Over the next six years, Lisa bounced from house to house. Occasionally she found an angel -- the wife of her mother's ex-boyfriend who took her in, the cousin who sold her own body to feed them both.
When she graduated high school, she was on her own for good.
"I had some jobs and I did some things and when I didn't have a job I sold myself so that I could eat," Lisa said. "After all, that's what I had been groomed to do. That was my value. That was my worth."
Making a choice
Williams cries with her whole heart. The sobs stem from both the unspeakable stories she carries and the joyful passion she feeds on to move forward.
There is no anger in her tears. She forgave her family after 15 years of hate and now allows neither them, nor bitterness, a place at her table.

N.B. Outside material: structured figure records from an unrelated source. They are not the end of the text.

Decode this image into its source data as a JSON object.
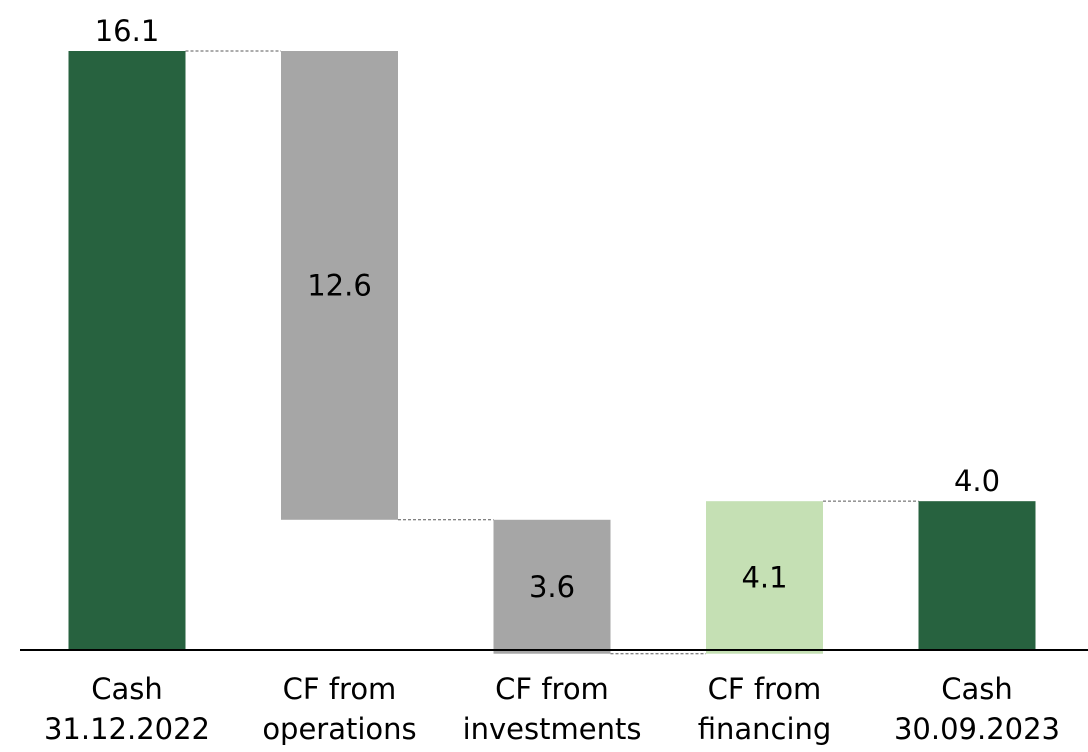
{
  "chart_data": {
    "type": "bar",
    "subtype": "waterfall",
    "categories": [
      [
        "Cash",
        "31.12.2022"
      ],
      [
        "CF from",
        "operations"
      ],
      [
        "CF from",
        "investments"
      ],
      [
        "CF from",
        "financing"
      ],
      [
        "Cash",
        "30.09.2023"
      ]
    ],
    "bars": [
      {
        "kind": "total",
        "value": 16.1,
        "label": "16.1",
        "label_pos": "above"
      },
      {
        "kind": "decrease",
        "value": 12.6,
        "label": "12.6",
        "label_pos": "inside"
      },
      {
        "kind": "decrease",
        "value": 3.6,
        "label": "3.6",
        "label_pos": "inside"
      },
      {
        "kind": "increase",
        "value": 4.1,
        "label": "4.1",
        "label_pos": "inside"
      },
      {
        "kind": "total",
        "value": 4.0,
        "label": "4.0",
        "label_pos": "above"
      }
    ],
    "colors": {
      "total": "#27623f",
      "decrease": "#a6a6a6",
      "increase": "#c5e0b4",
      "connector": "#595959",
      "axis": "#000000"
    },
    "ylim": [
      0,
      16.1
    ],
    "grid": false,
    "legend": "none",
    "title": "",
    "xlabel": "",
    "ylabel": ""
  }
}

"The life I live today is such an amazing life," Williams said slowly, trying to explain. "I know that for many, many hundreds of thousands of women who have been abused or exploited, it haunts them every day, every day of their lives. Sometimes they can never escape it. It's not that way for me. The only thing that my past serves today is for my girls to know that I understand them."
Not everyone can do the work she does. Terry sees a lot of candidates for jobs at Living Water for Girls who say "Oh, I just want these girls to know how much they're loved. I want to hug them." But when those candidates encounter the profanity, the name-calling and the deep-seated anger at the house, they simply can't handle it.

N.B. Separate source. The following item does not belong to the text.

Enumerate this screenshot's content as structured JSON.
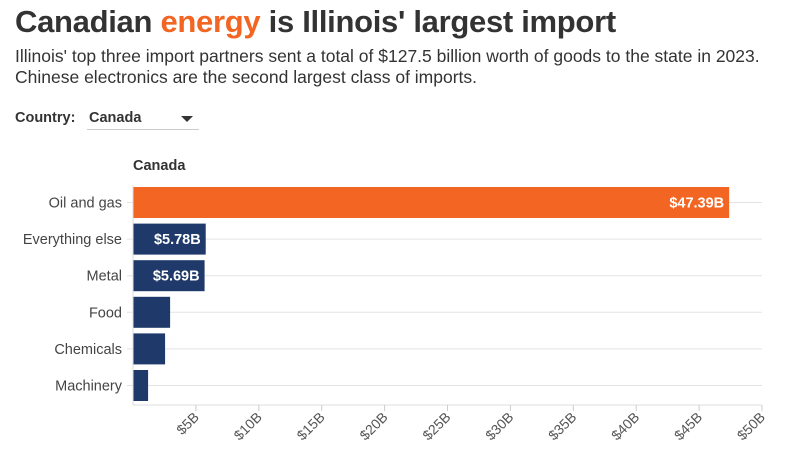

"Miss Lisa has the stamina, the endurance for doing this kind of work," Terry said. "I think being a survivor lends itself to the fact that she does have the love and compassion that, of course, these girls need. But she's also able to relate to their fears, to their distrust, to their honesty and their dishonesty."

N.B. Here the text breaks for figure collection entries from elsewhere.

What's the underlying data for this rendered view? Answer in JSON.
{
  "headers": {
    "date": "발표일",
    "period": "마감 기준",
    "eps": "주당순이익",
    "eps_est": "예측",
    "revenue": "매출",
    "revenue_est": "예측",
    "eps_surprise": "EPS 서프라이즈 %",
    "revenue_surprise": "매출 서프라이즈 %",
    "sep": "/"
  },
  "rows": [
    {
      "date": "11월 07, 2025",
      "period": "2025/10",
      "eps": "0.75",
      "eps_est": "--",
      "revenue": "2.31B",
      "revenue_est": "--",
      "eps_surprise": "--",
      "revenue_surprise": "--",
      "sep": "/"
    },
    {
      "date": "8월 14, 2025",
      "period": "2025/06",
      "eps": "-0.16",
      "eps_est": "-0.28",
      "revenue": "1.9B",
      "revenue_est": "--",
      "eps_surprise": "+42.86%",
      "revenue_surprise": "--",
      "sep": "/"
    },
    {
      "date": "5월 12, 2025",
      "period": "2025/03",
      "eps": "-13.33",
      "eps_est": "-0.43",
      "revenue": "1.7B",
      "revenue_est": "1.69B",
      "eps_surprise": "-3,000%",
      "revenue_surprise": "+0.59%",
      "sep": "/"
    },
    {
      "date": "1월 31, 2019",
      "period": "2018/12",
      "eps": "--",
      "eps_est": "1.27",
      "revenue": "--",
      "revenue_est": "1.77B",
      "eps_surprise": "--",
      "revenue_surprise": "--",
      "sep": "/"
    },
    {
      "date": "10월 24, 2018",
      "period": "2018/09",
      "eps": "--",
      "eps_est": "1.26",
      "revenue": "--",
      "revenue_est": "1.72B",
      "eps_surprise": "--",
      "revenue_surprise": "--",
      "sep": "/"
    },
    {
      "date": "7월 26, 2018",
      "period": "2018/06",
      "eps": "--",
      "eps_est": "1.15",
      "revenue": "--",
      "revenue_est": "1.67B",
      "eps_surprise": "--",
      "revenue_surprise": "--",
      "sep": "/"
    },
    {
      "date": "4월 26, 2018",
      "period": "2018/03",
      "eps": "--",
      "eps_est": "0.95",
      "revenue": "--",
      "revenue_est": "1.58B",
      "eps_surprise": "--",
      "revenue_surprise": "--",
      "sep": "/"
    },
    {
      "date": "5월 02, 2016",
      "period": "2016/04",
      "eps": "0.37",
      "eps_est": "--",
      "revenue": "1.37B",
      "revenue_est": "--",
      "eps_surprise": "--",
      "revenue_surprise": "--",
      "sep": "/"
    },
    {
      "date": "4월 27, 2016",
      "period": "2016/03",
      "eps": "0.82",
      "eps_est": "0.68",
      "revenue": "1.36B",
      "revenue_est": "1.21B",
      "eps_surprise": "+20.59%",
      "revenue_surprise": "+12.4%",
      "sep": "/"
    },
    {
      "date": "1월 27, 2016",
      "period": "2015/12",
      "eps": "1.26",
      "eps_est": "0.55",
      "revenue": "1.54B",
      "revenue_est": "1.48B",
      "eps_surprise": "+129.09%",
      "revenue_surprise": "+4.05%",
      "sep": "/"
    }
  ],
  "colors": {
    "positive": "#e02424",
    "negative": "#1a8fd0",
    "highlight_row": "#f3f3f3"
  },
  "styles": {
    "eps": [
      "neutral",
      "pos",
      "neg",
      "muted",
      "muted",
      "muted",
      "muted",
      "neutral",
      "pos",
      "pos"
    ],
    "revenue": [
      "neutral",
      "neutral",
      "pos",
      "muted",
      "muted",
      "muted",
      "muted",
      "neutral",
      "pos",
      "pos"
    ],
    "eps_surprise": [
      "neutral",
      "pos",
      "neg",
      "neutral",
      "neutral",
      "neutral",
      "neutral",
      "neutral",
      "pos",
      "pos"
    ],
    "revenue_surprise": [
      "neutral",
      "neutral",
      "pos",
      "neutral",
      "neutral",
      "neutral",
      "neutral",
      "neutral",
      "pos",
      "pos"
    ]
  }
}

Williams doesn't tell her babies her whole story. She simply lets them know that there's hope. People called her a whore once too, but she stopped answering to that name. She tells the girls that she made a choice.
She chose to finish college while living out of her car, working two full-time jobs. She chose to earn her master's degree.
She chose to ignore those telling her she was worthless and graduated in the top 10 percent of her ROTC class before being commissioned as an officer of the U.S. military. She chose to become a petroleum engineer. She chose to open a line of day care centers with her husband, which eventually brought in nearly $40,000 a month.
She chose to start Living Water for Girls, to help sexually exploited children across the U.S. start over.
"If everything that I've gone through in my life had to happen in order for us to save this baby here ... it was all worth it," Williams said.
Sometimes Williams drives 75 miles from her home south of Atlanta to the Living Water for Girls house, simply to watch the girls sleep. Seeing their limbs splayed loosely in every direction, their faces serene, reminds her why she works 80-plus hours a week.
It's the small things that revive her spirit -- receiving a $150 donation from a 92-year-old man on a fixed income, finding handwritten notes from prayer groups in her mailbox, digging in the dirt on her farm.
"When I see my girls smiling from the inside out ... I am instantly renewed and refreshed. Because it's been so long since they've smiled like that."
"I tell [God] that as long as he opens the doors, I will show up. And when we don't have money, I will still show up. And all I know is that God continues to strengthen me, and he continues to send angels into the lives of me and these girls."